Traditionally the Left and pressure groups have provided structure and policy, and this is the case today in that United Against Racism, organisers of Saturday’s Belfast demonstration, is a front for People Before Profit. However the organising role stopped with physical organisation, which was itself anonymous. Proposals? Strategy? Analysis? All were absent! Of course it would be completely insensitive for a political group, largely white, to impose its views, but providing analysis and structure around which debate can take place is necessary if we are to move beyond spontaneity towards a structured political movement. The immediate danger is that a powerful political moment will dissipate as quickly as it formed.

Why the Left are so shy about policy is a matter of speculation. It may be the conversion to identity politics and the idea that the role of “allyship” is to keep quiet for fear of being patronising. It may be uncertainty about how to manage protest within pandemic restrictions. It may be the growing extent to which the major Left groups define themselves in terms of parliamentary and electoral activity.

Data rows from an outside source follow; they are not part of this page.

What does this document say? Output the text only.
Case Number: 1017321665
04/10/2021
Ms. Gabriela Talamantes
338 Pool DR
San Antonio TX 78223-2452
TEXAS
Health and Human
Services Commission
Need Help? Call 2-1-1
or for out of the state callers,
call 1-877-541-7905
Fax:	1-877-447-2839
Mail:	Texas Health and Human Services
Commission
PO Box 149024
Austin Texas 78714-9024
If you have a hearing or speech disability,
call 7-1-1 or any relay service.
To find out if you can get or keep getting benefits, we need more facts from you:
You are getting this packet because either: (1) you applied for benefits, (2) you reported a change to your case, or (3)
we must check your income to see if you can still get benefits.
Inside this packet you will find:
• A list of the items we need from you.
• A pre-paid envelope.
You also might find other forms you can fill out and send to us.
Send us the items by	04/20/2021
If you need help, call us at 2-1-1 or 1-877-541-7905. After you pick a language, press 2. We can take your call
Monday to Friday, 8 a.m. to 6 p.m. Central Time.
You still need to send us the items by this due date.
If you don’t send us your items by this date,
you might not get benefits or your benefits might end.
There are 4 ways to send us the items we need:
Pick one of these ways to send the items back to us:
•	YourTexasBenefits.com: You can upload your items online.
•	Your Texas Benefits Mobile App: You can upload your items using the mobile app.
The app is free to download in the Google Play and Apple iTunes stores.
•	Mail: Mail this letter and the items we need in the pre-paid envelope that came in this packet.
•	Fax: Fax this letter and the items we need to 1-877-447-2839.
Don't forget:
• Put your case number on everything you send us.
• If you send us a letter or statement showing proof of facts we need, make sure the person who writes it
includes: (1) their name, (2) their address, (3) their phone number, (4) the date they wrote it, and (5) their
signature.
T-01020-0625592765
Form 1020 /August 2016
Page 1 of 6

The next phase of the battle will be defined in the US and dampened or amplified globally by the extent to which national authorities in other countries decide to respond with repression. We are at the end of a long period of defeat. Many on the American Left have retreated into electoral politics to the extent that they are now bracing themselves to vote for Joe Biden, a man with a long history of oppression of Black people and of support for wars of conquest abroad.

#blacklivesmatter is an insurrectionary movement. It has done more to damage Trump and push back against a militarised and racist police force in a few weeks than activity in the Democratic Party would do in a century.

Let's hope that the major Left groups can make the turn to insurrection. If they cannot, new groups will arise but the tide is on the move towards insurrection and towards revolution.